Baruch, part of the City University of New York, has about 17,500 students, 64% of whom attend full-time. Some 164 nationalities are represented in the student population. The most popular majors are business-related.

Internships are a particular focus for Ms. Hagedorn. Hagedorn-sponsored interns work at social-service organizations and major cultural institutions around New York—serving as an enhancement to classroom education, she said, and opening up career possibilities.

"When I was a student, you could either go into business or become a teacher. I didn't know about the sector of social welfare," she said.

Ms. Hagedorn, 77 years old, was born in Queens. Now retired, she taught prekindergarten classes for more than two decades. She currently leads the Long Island-based Hagedorn Foundation, which grew out of the assets of her late husband, Horace Hagedorn. The Hagedorns were married for nearly 20 years, until his death in 2005 at the age of 89. It was a second marriage for both.

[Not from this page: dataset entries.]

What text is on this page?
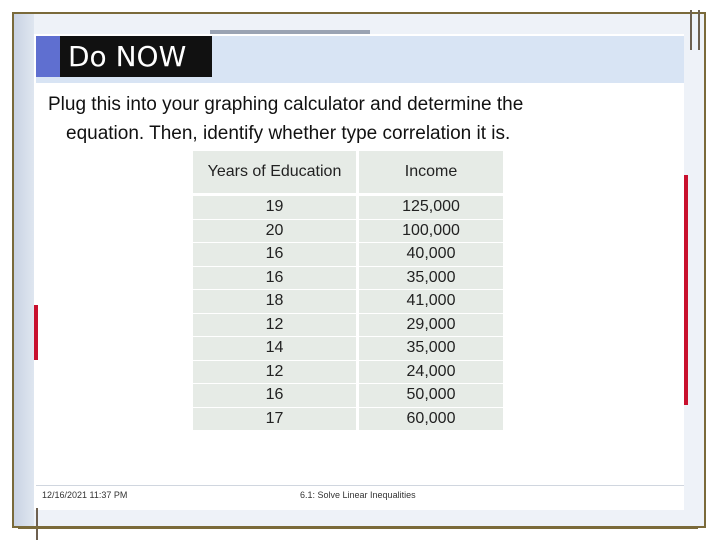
Do NOW
Plug this into your graphing calculator and determine the
equation. Then, identify whether type correlation it is.
Years of Education	Income
19	125,000
20	100,000
16	40,000
16	35,000
18	41,000
12	29,000
14	35,000
12	24,000
16	50,000
17	60,000
12/16/2021 11:37 PM	6.1: Solve Linear Inequalities
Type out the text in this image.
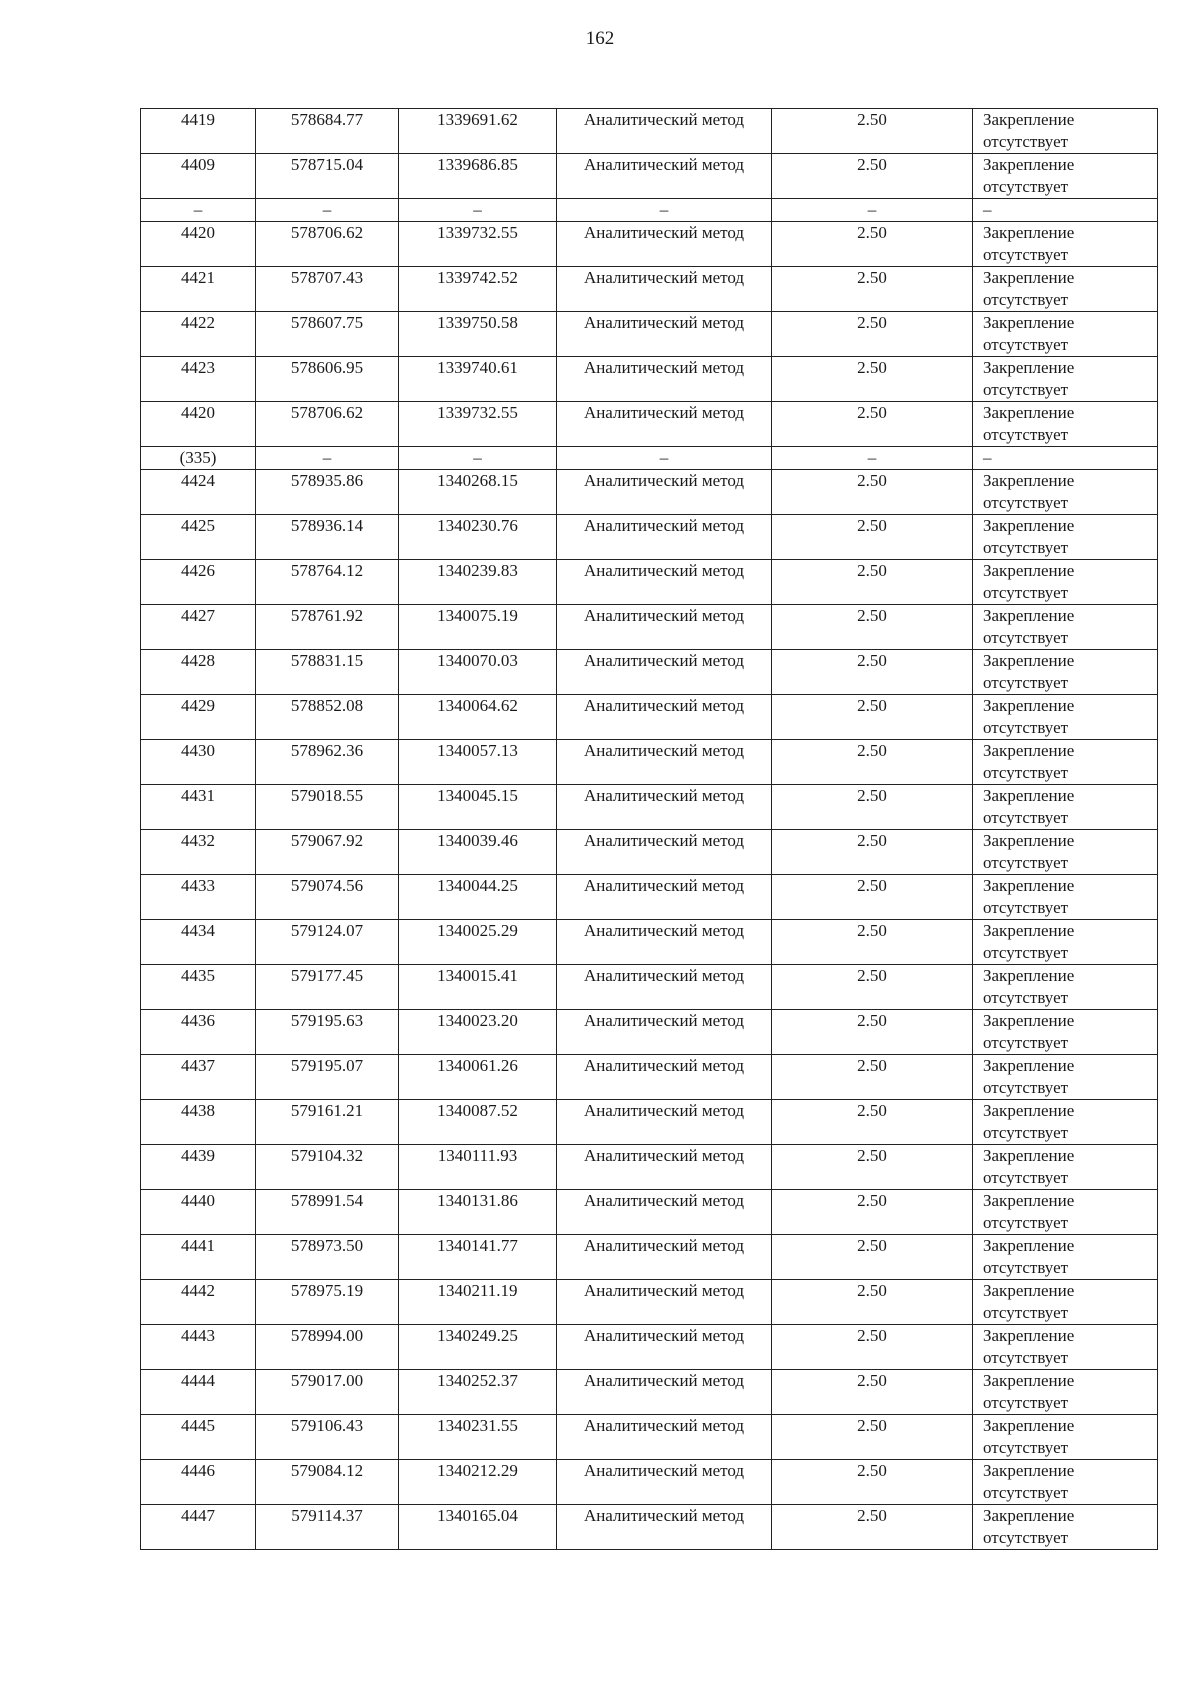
162
4419	578684.77	1339691.62	Аналитический метод	2.50	Закрепление отсутствует
4409	578715.04	1339686.85	Аналитический метод	2.50	Закрепление отсутствует
–	–	–	–	–	–
4420	578706.62	1339732.55	Аналитический метод	2.50	Закрепление отсутствует
4421	578707.43	1339742.52	Аналитический метод	2.50	Закрепление отсутствует
4422	578607.75	1339750.58	Аналитический метод	2.50	Закрепление отсутствует
4423	578606.95	1339740.61	Аналитический метод	2.50	Закрепление отсутствует
4420	578706.62	1339732.55	Аналитический метод	2.50	Закрепление отсутствует
(335)	–	–	–	–	–
4424	578935.86	1340268.15	Аналитический метод	2.50	Закрепление отсутствует
4425	578936.14	1340230.76	Аналитический метод	2.50	Закрепление отсутствует
4426	578764.12	1340239.83	Аналитический метод	2.50	Закрепление отсутствует
4427	578761.92	1340075.19	Аналитический метод	2.50	Закрепление отсутствует
4428	578831.15	1340070.03	Аналитический метод	2.50	Закрепление отсутствует
4429	578852.08	1340064.62	Аналитический метод	2.50	Закрепление отсутствует
4430	578962.36	1340057.13	Аналитический метод	2.50	Закрепление отсутствует
4431	579018.55	1340045.15	Аналитический метод	2.50	Закрепление отсутствует
4432	579067.92	1340039.46	Аналитический метод	2.50	Закрепление отсутствует
4433	579074.56	1340044.25	Аналитический метод	2.50	Закрепление отсутствует
4434	579124.07	1340025.29	Аналитический метод	2.50	Закрепление отсутствует
4435	579177.45	1340015.41	Аналитический метод	2.50	Закрепление отсутствует
4436	579195.63	1340023.20	Аналитический метод	2.50	Закрепление отсутствует
4437	579195.07	1340061.26	Аналитический метод	2.50	Закрепление отсутствует
4438	579161.21	1340087.52	Аналитический метод	2.50	Закрепление отсутствует
4439	579104.32	1340111.93	Аналитический метод	2.50	Закрепление отсутствует
4440	578991.54	1340131.86	Аналитический метод	2.50	Закрепление отсутствует
4441	578973.50	1340141.77	Аналитический метод	2.50	Закрепление отсутствует
4442	578975.19	1340211.19	Аналитический метод	2.50	Закрепление отсутствует
4443	578994.00	1340249.25	Аналитический метод	2.50	Закрепление отсутствует
4444	579017.00	1340252.37	Аналитический метод	2.50	Закрепление отсутствует
4445	579106.43	1340231.55	Аналитический метод	2.50	Закрепление отсутствует
4446	579084.12	1340212.29	Аналитический метод	2.50	Закрепление отсутствует
4447	579114.37	1340165.04	Аналитический метод	2.50	Закрепление отсутствует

Mr. Hagedorn was the founder of plant-food maker Miracle-Gro Co. and oversaw its merger with the lawn-care company Scotts. He was a noted philanthropist in Long Island and elsewhere, with interests in the environment, education, economic development, immigration, social equality and children's programs.

Ms. Hagedorn said she met Mr. Hagedorn through a lonely hearts newspaper advertisement. Her ad said she liked to read seed catalogs, listen to reggae and had dreams of sailing. (Mr. Hagedorn was an avid sailor.)

"Where is the kindhearted man with a cool head and a gracious manner who will share all my seasons?" the ad read, according to Ms. Hagedorn.

The pitch worked, she said. Mr. Hagedorn responded to the listing and they were married after about a year of dating.

"I guess I could give credit to Baruch for my advertising prowess," she joked.

NOTE: A version of this article appeared July 1, 2014 on page A16 in the U.S. edition of The Wall Street Journal, with the headline: Seeds Are Planted at Baruch.